En ce 11 octobre, le maire a pas mal de détails à régler avec cette dame de 57 ans. Le lendemain, une fanfare, des élus, le sous-préfet viennent pour l’inauguration. Le soir, le café basculera en mode festif pour les habitants. « Une des idées pour début 2025 serait de faire un café d’Occ, on inviterait une personne qui parle Occitan et des anciens du village qui connaissent cette langue », avance le maire. Un sourire passe dans les yeux de Patricia. Elle connaît quelques clients qui pourraient être tentés. Mais celle qui veut que son café obtienne le label « Bistrot de pays » a une demande plus urgente à exaucer : « Tu crois que ce serait possible d’emmener le piano ? J’ai un client qui attend cela avec impatience. »

Une dame du village avait un piano. Elle ne pouvait plus l’utiliser, mais ne voulait pas le vendre. Elle l’a donc offert à la mairie pour qu’il soit installé en libre-service au café. Le maire promet : dès que l’employé municipal est disponible, l’instrument sera livré dans le godet du tractopelle.

Le Garric propose des produits locaux dans son coin épicerie. Le Garric est ouvert tous les jours sauf le mercredi à partir de 7h du matin. Il propose de la restauration à midi ainsi que les jeudis, vendredis, samedis et dimanches soirs. 06 89 15 36 37 ou facebook Le Garric. • Sabrina Ranvier

Ce village de l’Uzège compte 780 habitants. Il abrite un restaurant haut de gamme ainsi qu’un hôtel restaurant 5 étoiles. Mais depuis plus de 40 ans, il n’avait plus de bistrot. En 2008-2009, la mairie a construit une boulangerie et l’a loué à un boulanger avec une exigence : fabriquer son pain sur place. Un foyer salle des fêtes est ensuite sorti de terre.

Pour son deuxième mandat, le maire fait passer un questionnaire aux habitants pour évoquer la construction d'un café multiservices. L’idée est validée. Le projet coûte 560 000 euros, subventionnés à 75 %. Le café propose restauration et coin épicerie avec produits locaux.
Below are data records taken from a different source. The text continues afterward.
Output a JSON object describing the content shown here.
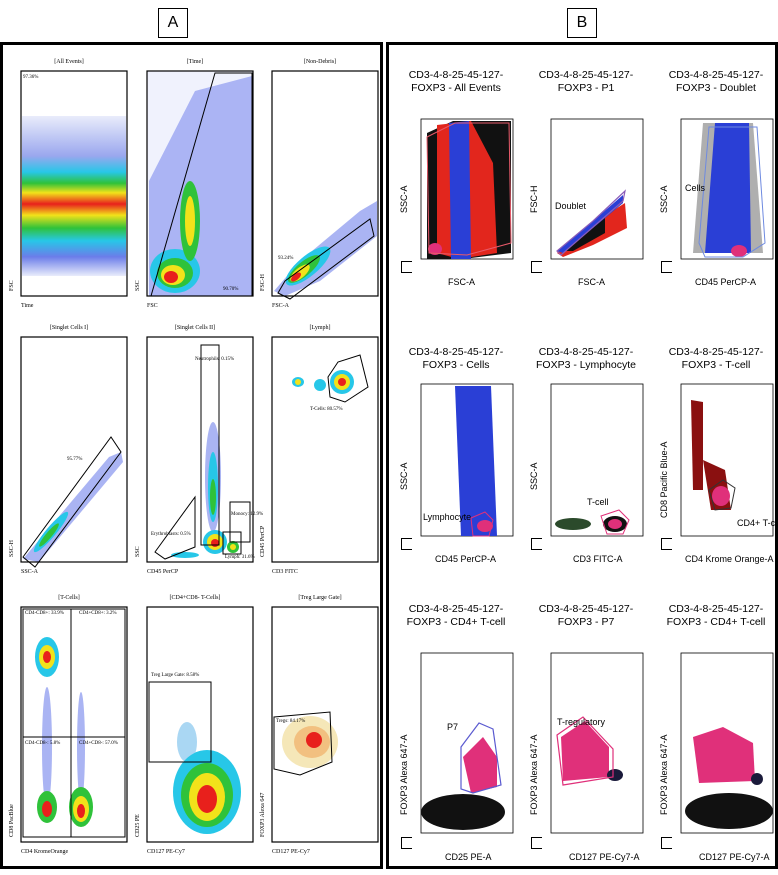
{
  "figure": {
    "label_a": "A",
    "label_b": "B"
  },
  "panel_a": {
    "plots": [
      {
        "title": "[All Events]",
        "x_label": "Time",
        "y_label": "FSC",
        "gates": [
          "97.36%"
        ]
      },
      {
        "title": "[Time]",
        "x_label": "FSC",
        "y_label": "SSC",
        "gates": [
          "90.70%"
        ]
      },
      {
        "title": "[Non-Debris]",
        "x_label": "FSC-A",
        "y_label": "FSC-H",
        "gates": [
          "93.24%"
        ]
      },
      {
        "title": "[Singlet Cells I]",
        "x_label": "SSC-A",
        "y_label": "SSC-H",
        "gates": [
          "95.77%"
        ]
      },
      {
        "title": "[Singlet Cells II]",
        "x_label": "CD45 PerCP",
        "y_label": "SSC",
        "gates": [
          "Neutrophils: 0.15%",
          "Monocy: 12.9%",
          "Erythroblasts: 0.5%",
          "Lymph: 31.6%"
        ]
      },
      {
        "title": "[Lymph]",
        "x_label": "CD3 FITC",
        "y_label": "CD45 PerCP",
        "gates": [
          "T-Cells: 80.57%"
        ]
      },
      {
        "title": "[T-Cells]",
        "x_label": "CD4 KromeOrange",
        "y_label": "CD8 PacBlue",
        "gates": [
          "CD4-CD8+: 33.9%",
          "CD4+CD8+: 3.2%",
          "CD4-CD8-: 5.8%",
          "CD4+CD8-: 57.0%"
        ]
      },
      {
        "title": "[CD4+CD8- T-Cells]",
        "x_label": "CD127 PE-Cy7",
        "y_label": "CD25 PE",
        "gates": [
          "Treg Large Gate: 8.58%"
        ]
      },
      {
        "title": "[Treg Large Gate]",
        "x_label": "CD127 PE-Cy7",
        "y_label": "FOXP3 Alexa 647",
        "gates": [
          "Tregs: 84.17%"
        ]
      }
    ]
  },
  "panel_b": {
    "plots": [
      {
        "title_line1": "CD3-4-8-25-45-127-",
        "title_line2": "FOXP3 - All Events",
        "x_label": "FSC-A",
        "y_label": "SSC-A",
        "gate": ""
      },
      {
        "title_line1": "CD3-4-8-25-45-127-",
        "title_line2": "FOXP3 - P1",
        "x_label": "FSC-A",
        "y_label": "FSC-H",
        "gate": "Doublet"
      },
      {
        "title_line1": "CD3-4-8-25-45-127-",
        "title_line2": "FOXP3 - Doublet",
        "x_label": "CD45 PerCP-A",
        "y_label": "SSC-A",
        "gate": "Cells"
      },
      {
        "title_line1": "CD3-4-8-25-45-127-",
        "title_line2": "FOXP3 - Cells",
        "x_label": "CD45 PerCP-A",
        "y_label": "SSC-A",
        "gate": "Lymphocyte"
      },
      {
        "title_line1": "CD3-4-8-25-45-127-",
        "title_line2": "FOXP3 - Lymphocyte",
        "x_label": "CD3 FITC-A",
        "y_label": "SSC-A",
        "gate": "T-cell"
      },
      {
        "title_line1": "CD3-4-8-25-45-127-",
        "title_line2": "FOXP3 - T-cell",
        "x_label": "CD4 Krome Orange-A",
        "y_label": "CD8 Pacific Blue-A",
        "gate": "CD4+ T-cell"
      },
      {
        "title_line1": "CD3-4-8-25-45-127-",
        "title_line2": "FOXP3 - CD4+ T-cell",
        "x_label": "CD25 PE-A",
        "y_label": "FOXP3 Alexa 647-A",
        "gate": "P7"
      },
      {
        "title_line1": "CD3-4-8-25-45-127-",
        "title_line2": "FOXP3 - P7",
        "x_label": "CD127 PE-Cy7-A",
        "y_label": "FOXP3 Alexa 647-A",
        "gate": "T-regulatory"
      },
      {
        "title_line1": "CD3-4-8-25-45-127-",
        "title_line2": "FOXP3 - CD4+ T-cell",
        "x_label": "CD127 PE-Cy7-A",
        "y_label": "FOXP3 Alexa 647-A",
        "gate": ""
      }
    ]
  },
  "colors": {
    "dense_red": "#e8201c",
    "dense_yellow": "#f2e21a",
    "dense_green": "#2fc23a",
    "dense_cyan": "#27c7e8",
    "scatter_blue": "#2a3fd6",
    "event_red": "#e2261d",
    "pink": "#e0307a",
    "dark_red": "#8a1010",
    "black": "#000000"
  }
}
Patricia Aubert participe aux fêtes du village pour rencontrer les habitants. Le 20 juillet, les premiers cafés percolent. « J’ai eu beaucoup, beaucoup de monde, se remémore-t-elle. Je me suis rendue compte que les gens attendaient cela avec impatience ». Elle savoure : « J’aime les gens. » Pour appuyer ses dires, elle retrace son parcours : un emploi de vendeuse pendant 25 ans dans des boutiques de maroquinerie et de vêtements ; 14 ans dans une entreprise de laine de roche en Auvergne où elle est devenue manager ; puis un parcours dans la restauration à Alès avec son compagnon...

Un bruit de chaussures à talon résonne dans le Garric. Une dame blonde vient commander un café. Elle s’installe sur la terrasse nord avec une amie. C’est leur tradition, dès qu’elles sortent de leur cours de pilate. Nadia, la blonde, vient de Saint-Dézéry, un village voisin où « il n’y a rien ».